Here I am, practically light–headed & dizzy from tiredness, and I can’t fall asleep because my mind is racing.
I’m so scared of coming off immature that I am afraid to be myself. At least I think that’s what’s eating me. I have this engrained idea of how I am supposed to be conducting myself, when there’s nothing really pressuring that. I feel so frustrated that I still feel helpless reading/responding to social convention.
How do I not take things so literally? Is it blind trust, or naïve understanding? It’s maddening, because for as often as I use sarcasm, I swear I can’t read it. It makes me feel for the people who interact with me, who do have to remind me that they’re only kidding, or they were being facetious. Or they don’t realize I’m continuing on with the sarcasm, and I’m just too dead–pan in response to it.
I really was going to rant about how I’m clearly a grown man, competent, and versed in a whole slew of things that should do anything but portray me as immature. But how the heck is a list of competencies, skills, and complex understandings going to truly convey that? It’s just a reference list of what I’ve learned. It doesn’t illustrate maturity.
Maybe I’ll return to this once I have an answer. It’s just tearing at my mind; I feel torn at this juncture in my life that I’m supposed to be disconnecting myself from the naïve & immature aspects of my graduate career, and transition entirely into a professional career with the postdoc. Well, sure, in my work life.
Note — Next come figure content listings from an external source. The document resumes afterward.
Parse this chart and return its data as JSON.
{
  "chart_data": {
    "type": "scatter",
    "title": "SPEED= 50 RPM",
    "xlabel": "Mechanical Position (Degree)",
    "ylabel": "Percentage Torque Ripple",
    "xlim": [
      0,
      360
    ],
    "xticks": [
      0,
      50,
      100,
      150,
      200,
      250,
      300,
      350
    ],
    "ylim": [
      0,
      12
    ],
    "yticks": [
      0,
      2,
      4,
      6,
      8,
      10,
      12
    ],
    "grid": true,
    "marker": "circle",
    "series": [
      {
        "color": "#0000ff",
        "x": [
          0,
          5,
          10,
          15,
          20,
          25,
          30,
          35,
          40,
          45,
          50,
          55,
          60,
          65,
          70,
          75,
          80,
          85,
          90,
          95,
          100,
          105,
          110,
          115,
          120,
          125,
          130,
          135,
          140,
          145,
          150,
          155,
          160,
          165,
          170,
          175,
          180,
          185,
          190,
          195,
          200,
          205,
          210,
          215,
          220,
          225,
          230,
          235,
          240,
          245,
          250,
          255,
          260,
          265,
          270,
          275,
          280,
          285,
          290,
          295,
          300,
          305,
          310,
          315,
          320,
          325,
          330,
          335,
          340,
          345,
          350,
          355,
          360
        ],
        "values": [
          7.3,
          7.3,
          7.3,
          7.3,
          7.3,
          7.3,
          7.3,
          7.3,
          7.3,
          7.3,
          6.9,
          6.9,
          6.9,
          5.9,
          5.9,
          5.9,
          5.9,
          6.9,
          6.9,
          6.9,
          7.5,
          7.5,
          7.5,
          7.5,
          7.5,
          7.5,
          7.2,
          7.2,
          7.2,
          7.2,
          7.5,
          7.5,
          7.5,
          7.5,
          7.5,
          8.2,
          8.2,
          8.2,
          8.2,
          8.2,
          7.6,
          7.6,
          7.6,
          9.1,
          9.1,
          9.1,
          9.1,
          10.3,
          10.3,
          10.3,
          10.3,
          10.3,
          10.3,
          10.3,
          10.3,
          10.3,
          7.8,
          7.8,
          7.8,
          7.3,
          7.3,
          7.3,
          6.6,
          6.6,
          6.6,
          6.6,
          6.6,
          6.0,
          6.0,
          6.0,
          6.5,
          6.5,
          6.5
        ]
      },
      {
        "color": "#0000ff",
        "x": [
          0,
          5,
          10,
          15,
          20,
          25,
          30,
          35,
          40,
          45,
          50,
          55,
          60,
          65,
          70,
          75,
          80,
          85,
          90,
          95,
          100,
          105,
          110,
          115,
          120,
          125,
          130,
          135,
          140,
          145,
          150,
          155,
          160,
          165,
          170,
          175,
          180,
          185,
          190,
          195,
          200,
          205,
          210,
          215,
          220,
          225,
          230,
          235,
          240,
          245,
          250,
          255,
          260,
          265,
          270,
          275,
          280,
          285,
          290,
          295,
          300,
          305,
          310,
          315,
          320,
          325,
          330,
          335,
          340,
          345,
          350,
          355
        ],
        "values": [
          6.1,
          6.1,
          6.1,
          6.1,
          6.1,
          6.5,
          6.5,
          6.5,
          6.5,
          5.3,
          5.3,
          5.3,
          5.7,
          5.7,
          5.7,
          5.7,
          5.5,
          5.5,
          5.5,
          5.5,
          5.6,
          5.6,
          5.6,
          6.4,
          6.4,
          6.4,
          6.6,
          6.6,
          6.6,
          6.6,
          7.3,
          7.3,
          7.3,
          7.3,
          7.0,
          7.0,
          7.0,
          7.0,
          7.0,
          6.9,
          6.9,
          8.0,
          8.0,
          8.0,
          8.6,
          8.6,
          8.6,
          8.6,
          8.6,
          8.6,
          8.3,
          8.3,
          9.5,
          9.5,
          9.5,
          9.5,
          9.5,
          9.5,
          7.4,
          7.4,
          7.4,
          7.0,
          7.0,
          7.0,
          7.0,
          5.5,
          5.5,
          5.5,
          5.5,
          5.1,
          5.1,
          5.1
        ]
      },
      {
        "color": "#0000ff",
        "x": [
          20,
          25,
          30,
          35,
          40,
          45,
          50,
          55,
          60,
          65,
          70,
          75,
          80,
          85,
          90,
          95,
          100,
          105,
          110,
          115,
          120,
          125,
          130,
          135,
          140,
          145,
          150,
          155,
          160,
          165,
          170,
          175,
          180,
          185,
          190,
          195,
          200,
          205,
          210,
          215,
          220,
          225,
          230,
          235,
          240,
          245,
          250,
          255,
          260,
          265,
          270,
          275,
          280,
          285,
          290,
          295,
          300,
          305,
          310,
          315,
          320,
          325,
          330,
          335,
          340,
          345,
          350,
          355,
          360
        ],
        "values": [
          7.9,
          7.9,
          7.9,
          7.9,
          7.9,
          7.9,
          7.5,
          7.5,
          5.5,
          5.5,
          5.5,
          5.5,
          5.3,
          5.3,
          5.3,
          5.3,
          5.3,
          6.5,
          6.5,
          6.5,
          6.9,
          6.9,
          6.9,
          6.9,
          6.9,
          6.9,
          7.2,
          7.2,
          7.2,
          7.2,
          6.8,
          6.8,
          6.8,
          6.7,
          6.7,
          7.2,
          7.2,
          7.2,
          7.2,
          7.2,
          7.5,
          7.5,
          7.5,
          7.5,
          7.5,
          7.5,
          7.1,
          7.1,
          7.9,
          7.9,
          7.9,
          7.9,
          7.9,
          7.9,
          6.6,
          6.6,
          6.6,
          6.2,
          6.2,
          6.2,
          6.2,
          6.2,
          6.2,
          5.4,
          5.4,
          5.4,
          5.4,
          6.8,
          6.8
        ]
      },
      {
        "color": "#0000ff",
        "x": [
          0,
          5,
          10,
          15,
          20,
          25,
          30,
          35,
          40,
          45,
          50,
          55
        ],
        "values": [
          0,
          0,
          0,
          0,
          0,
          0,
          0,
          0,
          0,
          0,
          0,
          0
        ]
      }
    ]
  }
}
Maybe that’s my problem: I’m having an issue separating work & personal life right now. Because one does fairly dominate the other, some of it inadvertently while the rest is clearly deliberately. I’m trying to compensate for something. Not just a lack of a personal life right now. The question is: what?
Let me pray that either I figure that out quickly, or that sleep overtakes me if this rant wasn’t sufficient to evacuate the hyperactive mind right now. This really is the problem with living alone & not having anyone to conveniently call: you can’t get a way to air this mental laundry.
Hopefully the rain goes easy tomorrow; I’m going to need a long walk to clear my head, and I’ll have plenty of time to do so while a vat of sauce & meatballs cooks.